The shortage of new instructions provoked this extraordinary comment from Andrew Lovelock Miller of Linay & Shipp in Orpington, Kent. 'Buyers and sellers should grasp the nettle and help revive the market,' he said.

The only areas that did see something of a September upturn were those influenced by the start of the academic year, such as Jesmond in Newcastle where there is a big student population.

However, reports of an unusually strong August came from agents in many parts of the country, including Scarborough, Worcester, York and Birmingham. Bryan Elphick, who runs an agency in Ashstead, Surrey, reported his best quarter for sales in five years.

But in Crawley, West Sussex, Adrian Duke of Churchman Duke, was experiencing the opposite. 'The summer recess started earlier this year and the market during the last quarter has been lethargic,' he said.

The contrast is indicative of the present fragmented market. Peter Miller of the RICS concluded in this month's survey: 'The concept that the country has a single housing market no longer appears to be true. Regions, sub-regions and towns have their own micro- markets, driven by local economic factors.'

THIS week Barnard Marcus is holding its first big regional auction at Manchester United Football Club. The two-day sale, on Monday and Tuesday, is dominated by repossessions.

Prices start at pounds 4,000 for a derelict two-bedroom terrace house in Middleport, Stoke- on-Trent. Eight properties have no guide price at all.

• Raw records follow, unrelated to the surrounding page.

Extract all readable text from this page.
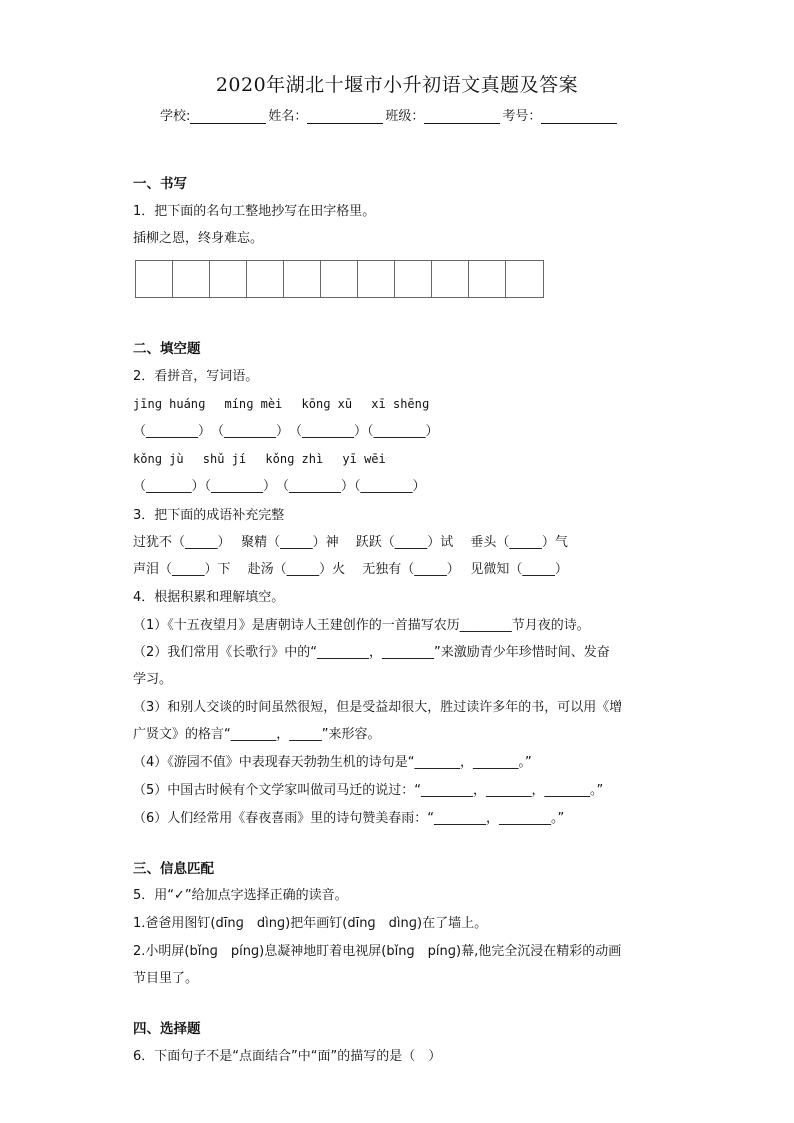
2020年湖北十堰市小升初语文真题及答案
学校:	姓名：	班级：	考号：
一、书写
1．把下面的名句工整地抄写在田字格里。
插柳之恩，终身难忘。
二、填空题
2．看拼音，写词语。
jīnɡ huánɡ　 mínɡ mèi　 kōnɡ xū　 xī shēnɡ
（________）　（________）　（________）（________）
kǒnɡ jù　 shǔ jí　 kǒnɡ zhì　 yī wēi
（_______）（________）　（________）（________）
3．把下面的成语补充完整
过犹不（_____）　 聚精（_____）神　 跃跃（_____）试　 垂头（_____）气
声泪（_____）下　 赴汤（_____）火　 无独有（_____）　 见微知（_____）
4．根据积累和理解填空。
（1）《十五夜望月》是唐朝诗人王建创作的一首描写农历________节月夜的诗。
（2）我们常用《长歌行》中的“________，________”来激励青少年珍惜时间、发奋
学习。
（3）和别人交谈的时间虽然很短，但是受益却很大，胜过读许多年的书，可以用《增
广贤文》的格言“_______，_____”来形容。
（4）《游园不值》中表现春天勃勃生机的诗句是“_______，_______。”
（5）中国古时候有个文学家叫做司马迁的说过：“________，_______，_______。”
（6）人们经常用《春夜喜雨》里的诗句赞美春雨：“________，________。”
三、信息匹配
5．用“✓”给加点字选择正确的读音。
1.爸爸用图钉(dīnɡ　dìnɡ)把年画钉(dīnɡ　dìnɡ)在了墙上。
2.小明屏(bǐnɡ　pínɡ)息凝神地盯着电视屏(bǐnɡ　pínɡ)幕,他完全沉浸在精彩的动画
节目里了。
四、选择题
6．下面句子不是“点面结合”中“面”的描写的是（　）
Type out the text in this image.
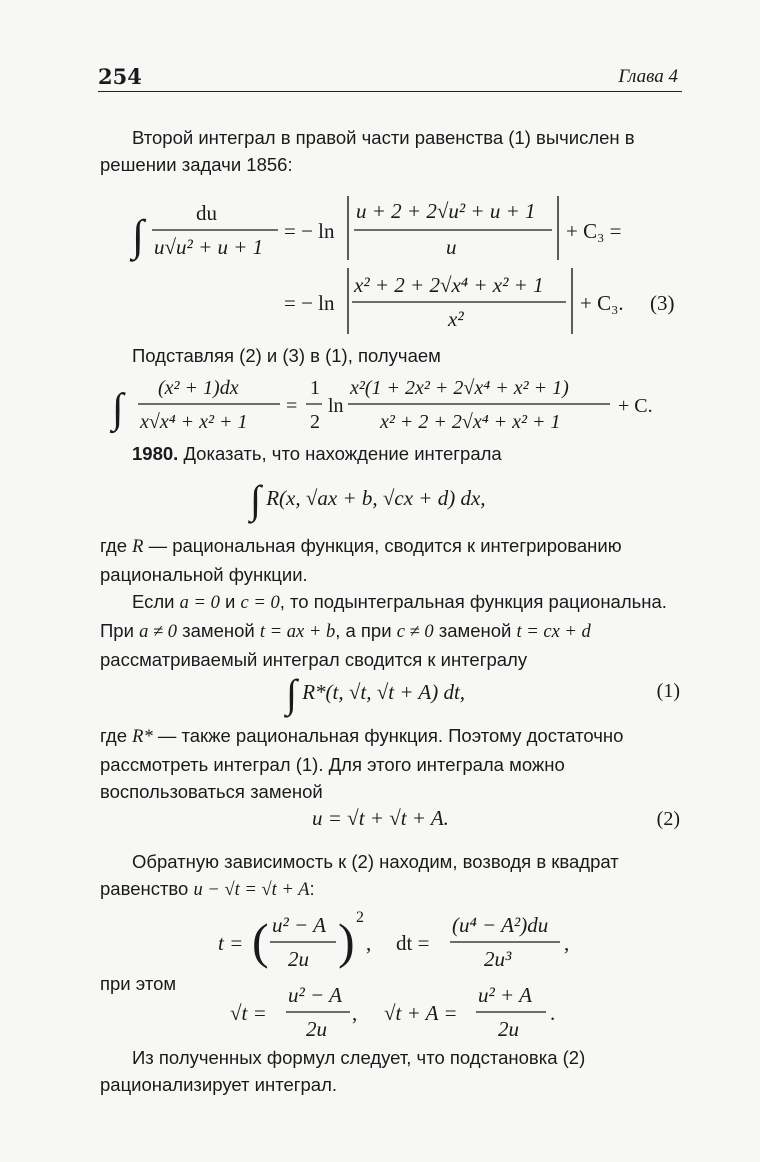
254	Глава 4

Второй интеграл в правой части равенства (1) вычислен в решении задачи 1856:

∫ du
u√u² + u + 1
= − ln
u + 2 + 2√u² + u + 1
u
+ C₃ =
= − ln
x² + 2 + 2√x⁴ + x² + 1
x²
+ C₃. (3)

Подставляя (2) и (3) в (1), получаем

∫ (x² + 1)dx
x√x⁴ + x² + 1
=
1
2
ln
x²(1 + 2x² + 2√x⁴ + x² + 1)
x² + 2 + 2√x⁴ + x² + 1
+ C.

1980. Доказать, что нахождение интеграла

∫ R(x, √ax + b, √cx + d) dx,

где R — рациональная функция, сводится к интегрированию рациональной функции.

Если a = 0 и c = 0, то подынтегральная функция рациональна. При a ≠ 0 заменой t = ax + b, а при c ≠ 0 заменой t = cx + d рассматриваемый интеграл сводится к интегралу

∫ R*(t, √t, √t + A) dt,	(1)

где R* — также рациональная функция. Поэтому достаточно рассмотреть интеграл (1). Для этого интеграла можно воспользоваться заменой

u = √t + √t + A.	(2)

Обратную зависимость к (2) находим, возводя в квадрат равенство u − √t = √t + A:

t = ( u² − A
2u ) 2
, dt =
(u⁴ − A²)du
2u³
,

при этом

√t =
u² − A
2u
, √t + A =
u² + A
2u
.

Из полученных формул следует, что подстановка (2) рационализирует интеграл.
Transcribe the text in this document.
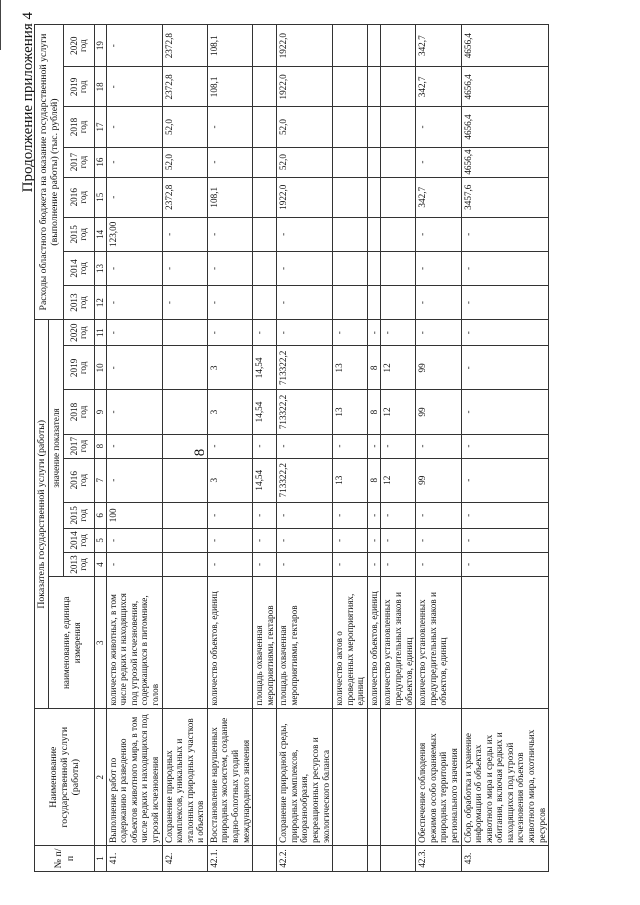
8
Продолжение приложения 4
№ п/п	Наименование государственной услуги (работы)	Показатель государственной услуги (работы)									Расходы областного бюджета на оказание государственной услуги (выполнение работы) (тыс. рублей)							
		наименование, единица измерения	значение показателя															

			2013 год	2014 год	2015 год	2016 год	2017 год	2018 год	2019 год	2020 год	2013 год	2014 год	2015 год	2016 год	2017 год	2018 год	2019 год	2020 год

1	2	3	4	5	6	7	8	9	10	11	12	13	14	15	16	17	18	19
41.	Выполнение работ по содержанию и разведению объектов животного мира, в том числе редких и находящихся под угрозой исчезновения	количество животных, в том числе редких и находящихся под угрозой исчезновения, содержащихся в питомнике, голов	-	-	100	-	-	-	-	-	-	-	123,00	-	-	-	-	-
42.	Сохранение природных комплексов, уникальных и эталонных природных участков и объектов										-	-	-	2372,8	52,0	52,0	2372,8	2372,8
42.1.	Восстановление нарушенных природных экосистем, создание водно-болотных угодий международного значения	количество объектов, единиц	-	-	-	3	-	3	3	-	-	-	-	108,1	-	-	108,1	108,1
		площадь охваченная мероприятиями, гектаров	-	-	-	14,54	-	14,54	14,54	-								
42.2.	Сохранение природной среды, природных комплексов, биоразнообразия, рекреационных ресурсов и экологического баланса	площадь охваченная мероприятиями, гектаров	-	-	-	713322,2	-	713322,2	713322,2	-	-	-	-	1922,0	52,0	52,0	1922,0	1922,0
		количество актов о проведенных мероприятиях, единиц	-	-	-	13	-	13	13	-								
		количество объектов, единиц	-	-	-	8	-	8	8	-								
		количество установленных предупредительных знаков и объектов, единиц	-	-	-	12	-	12	12	-								
42.3.	Обеспечение соблюдения режимов особо охраняемых природных территорий регионального значения	количество установленных предупредительных знаков и объектов, единиц	-	-	-	99	-	99	99	-	-	-	-	342,7	-	-	342,7	342,7
43.	Сбор, обработка и хранение информации об объектах животного мира и среды их обитания, включая редких и находящихся под угрозой исчезновения объектов животного мира, охотничьих ресурсов		-	-	-	-	-	-	-	-	-	-	-	3457,6	4656,4	4656,4	4656,4	4656,4
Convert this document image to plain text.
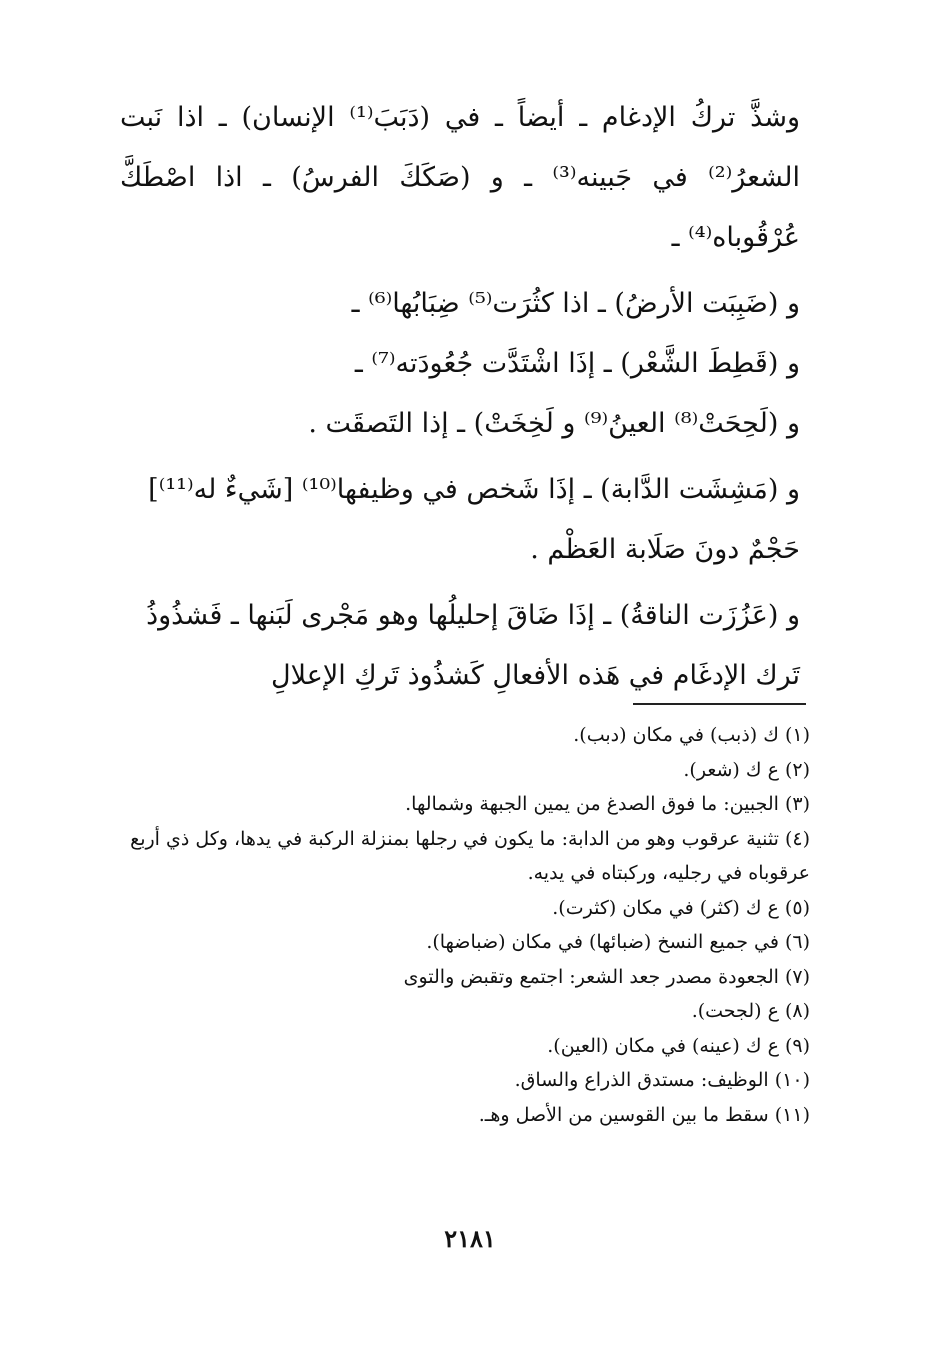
وشذَّ تركُ الإدغام ـ أيضاً ـ في (دَبَبَ⁽¹⁾ الإنسان) ـ اذا نَبت الشعرُ⁽²⁾ في جَبينه⁽³⁾ ـ و (صَكَكَ الفرسُ) ـ اذا اصْطَكَّ عُرْقُوباه⁽⁴⁾ ـ

و (ضَبِبَت الأرضُ) ـ اذا كثُرَت⁽⁵⁾ ضِبَابُها⁽⁶⁾ ـ

و (قَطِطَ الشَّعْر) ـ إذَا اشْتَدَّت جُعُودَته⁽⁷⁾ ـ

و (لَحِحَتْ⁽⁸⁾ العينُ⁽⁹⁾ و لَخِخَتْ) ـ إذا التَصقَت .

و (مَشِشَت الدَّابة) ـ إذَا شَخص في وظيفها⁽¹⁰⁾ [شَيءٌ له⁽¹¹⁾] حَجْمٌ دونَ صَلَابة العَظْم .

و (عَزُزَت الناقةُ) ـ إذَا ضَاقَ إحليلُها وهو مَجْرى لَبَنها ـ فَشذُوذُ تَرك الإدغَام في هَذه الأفعالِ كَشذُوذ تَركِ الإعلالِ

(١) ك (ذبب) في مكان (دبب).

(٢) ع ك (شعر).

(٣) الجبين: ما فوق الصدغ من يمين الجبهة وشمالها.

(٤) تثنية عرقوب وهو من الدابة: ما يكون في رجلها بمنزلة الركبة في يدها، وكل ذي أربع عرقوباه في رجليه، وركبتاه في يديه.

(٥) ع ك (كثر) في مكان (كثرت).

(٦) في جميع النسخ (ضبائها) في مكان (ضباضها).

(٧) الجعودة مصدر جعد الشعر: اجتمع وتقبض والتوى

(٨) ع (لجحت).

(٩) ع ك (عينه) في مكان (العين).

(١٠) الوظيف: مستدق الذراع والساق.

(١١) سقط ما بين القوسين من الأصل وهـ.

٢١٨١
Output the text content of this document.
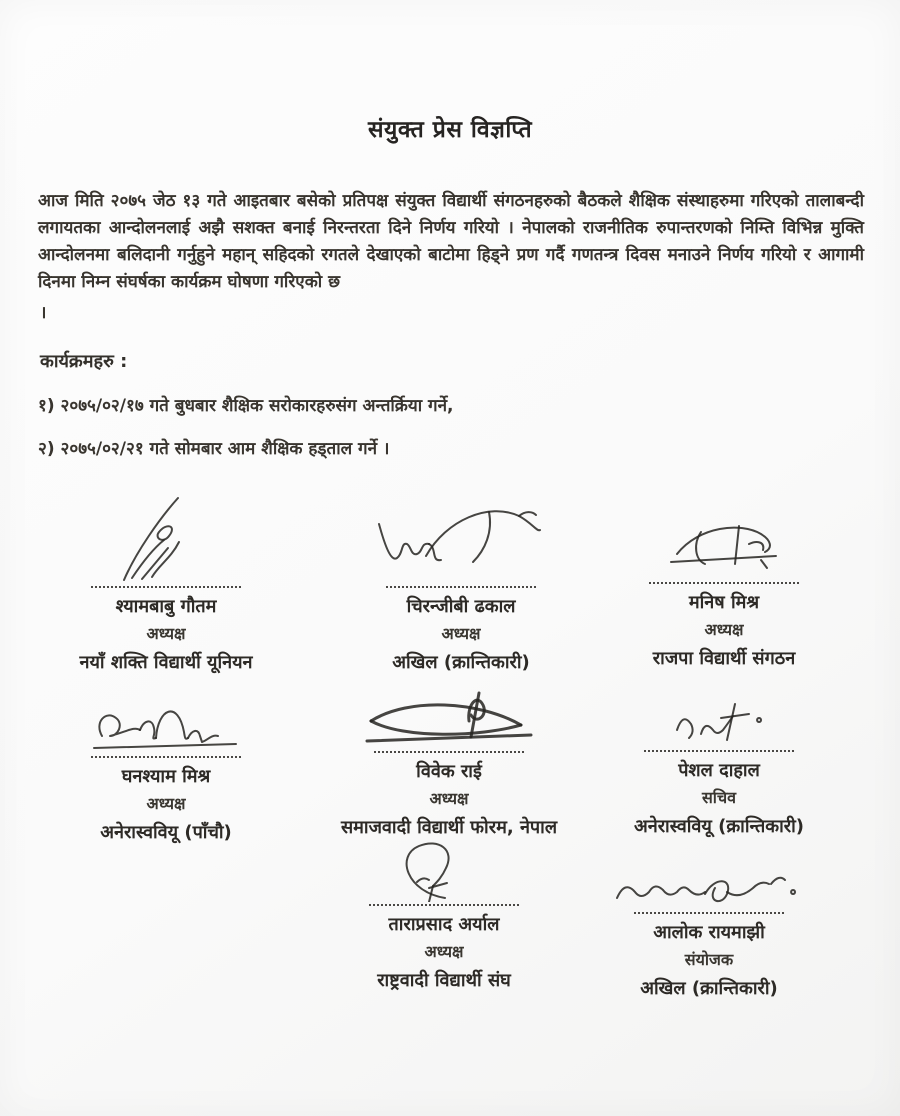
संयुक्त प्रेस विज्ञप्ति
आज मिति २०७५ जेठ १३ गते आइतबार बसेको प्रतिपक्ष संयुक्त विद्यार्थी संगठनहरुको बैठकले शैक्षिक संस्थाहरुमा गरिएको तालाबन्दी लगायतका आन्दोलनलाई अझै सशक्त बनाई निरन्तरता दिने निर्णय गरियो । नेपालको राजनीतिक रुपान्तरणको निम्ति विभिन्न मुक्ति आन्दोलनमा बलिदानी गर्नुहुने महान् सहिदको रगतले देखाएको बाटोमा हिड्ने प्रण गर्दै गणतन्त्र दिवस मनाउने निर्णय गरियो र आगामी दिनमा निम्न संघर्षका कार्यक्रम घोषणा गरिएको छ
।
कार्यक्रमहरु :
१) २०७५/०२/१७ गते बुधबार शैक्षिक सरोकारहरुसंग अन्तर्क्रिया गर्ने,
२) २०७५/०२/२१ गते सोमबार आम शैक्षिक हड्ताल गर्ने ।
श्यामबाबु गौतम
अध्यक्ष
नयाँ शक्ति विद्यार्थी यूनियन
चिरन्जीबी ढकाल
अध्यक्ष
अखिल (क्रान्तिकारी)
मनिष मिश्र
अध्यक्ष
राजपा विद्यार्थी संगठन
घनश्याम मिश्र
अध्यक्ष
अनेरास्ववियू (पाँचौ)
विवेक राई
अध्यक्ष
समाजवादी विद्यार्थी फोरम, नेपाल
पेशल दाहाल
सचिव
अनेरास्ववियू (क्रान्तिकारी)
ताराप्रसाद अर्याल
अध्यक्ष
राष्ट्रवादी विद्यार्थी संघ
आलोक रायमाझी
संयोजक
अखिल (क्रान्तिकारी)
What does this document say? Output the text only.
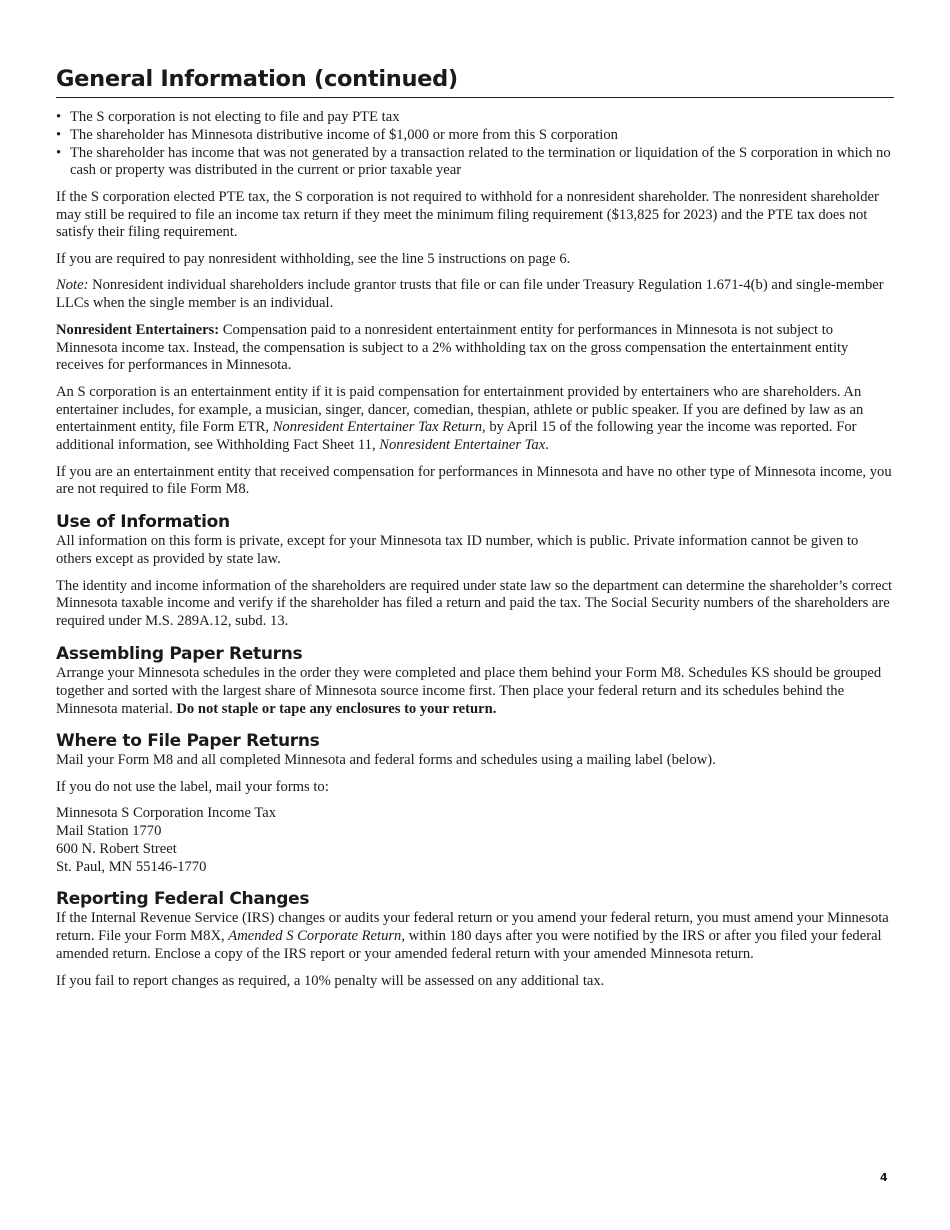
General Information (continued)
• The S corporation is not electing to file and pay PTE tax
• The shareholder has Minnesota distributive income of $1,000 or more from this S corporation
• The shareholder has income that was not generated by a transaction related to the termination or liquidation of the S corporation in which no cash or property was distributed in the current or prior taxable year

If the S corporation elected PTE tax, the S corporation is not required to withhold for a nonresident shareholder. The nonresident shareholder may still be required to file an income tax return if they meet the minimum filing requirement ($13,825 for 2023) and the PTE tax does not satisfy their filing requirement.

If you are required to pay nonresident withholding, see the line 5 instructions on page 6.

Note: Nonresident individual shareholders include grantor trusts that file or can file under Treasury Regulation 1.671-4(b) and single-member LLCs when the single member is an individual.

Nonresident Entertainers: Compensation paid to a nonresident entertainment entity for performances in Minnesota is not subject to Minnesota income tax. Instead, the compensation is subject to a 2% withholding tax on the gross compensation the entertainment entity receives for performances in Minnesota.

An S corporation is an entertainment entity if it is paid compensation for entertainment provided by entertainers who are shareholders. An entertainer includes, for example, a musician, singer, dancer, comedian, thespian, athlete or public speaker. If you are defined by law as an entertainment entity, file Form ETR, Nonresident Entertainer Tax Return, by April 15 of the following year the income was reported. For additional information, see Withholding Fact Sheet 11, Nonresident Entertainer Tax.

If you are an entertainment entity that received compensation for performances in Minnesota and have no other type of Minnesota income, you are not required to file Form M8.

Use of Information

All information on this form is private, except for your Minnesota tax ID number, which is public. Private information cannot be given to others except as provided by state law.

The identity and income information of the shareholders are required under state law so the department can determine the shareholder’s correct Minnesota taxable income and verify if the shareholder has filed a return and paid the tax. The Social Security numbers of the shareholders are required under M.S. 289A.12, subd. 13.

Assembling Paper Returns

Arrange your Minnesota schedules in the order they were completed and place them behind your Form M8. Schedules KS should be grouped together and sorted with the largest share of Minnesota source income first. Then place your federal return and its schedules behind the Minnesota material. Do not staple or tape any enclosures to your return.

Where to File Paper Returns

Mail your Form M8 and all completed Minnesota and federal forms and schedules using a mailing label (below).

If you do not use the label, mail your forms to:

Minnesota S Corporation Income Tax
Mail Station 1770
600 N. Robert Street
St. Paul, MN 55146-1770
Reporting Federal Changes

If the Internal Revenue Service (IRS) changes or audits your federal return or you amend your federal return, you must amend your Minnesota return. File your Form M8X, Amended S Corporate Return, within 180 days after you were notified by the IRS or after you filed your federal amended return. Enclose a copy of the IRS report or your amended federal return with your amended Minnesota return.

If you fail to report changes as required, a 10% penalty will be assessed on any additional tax.

4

The vast majority of the 170 lots are small terraces in the North-west priced at between pounds 15,000 and pounds 30,000. A few larger properties are included, such as a four-bedroom, two- bathroom modern estate house in Widnes and a bungalow in Bolton-le-Sands in Lancashire, both with a guide price of pounds 58,000 (Barnard Marcus 081-741 9990).

THE more traditional side of the auction business will be in evidence on 27 October, when Strutt & Parker sells off parts of the Halse estate near Taunton in Somerset, at a sale in the Halse village hall.

The most attractive lot in the sale, which includes cottages, outbuildings and two cider orchards, is the 16th-century Blake's Farmhouse. The whitewashed stone and cob farmhouse, under a thatched roof, is listed Grade II. It has two reception rooms, a large kitchen, four bedrooms and about three acres of gardens and paddock.

The conditions of sale require the farmhouse's purchaser to erect and maintain one stile and a timber fence with pig netting and two strands of barbed wire. The guide price is pounds 170,000 (Strutt & Parker 0392 215631).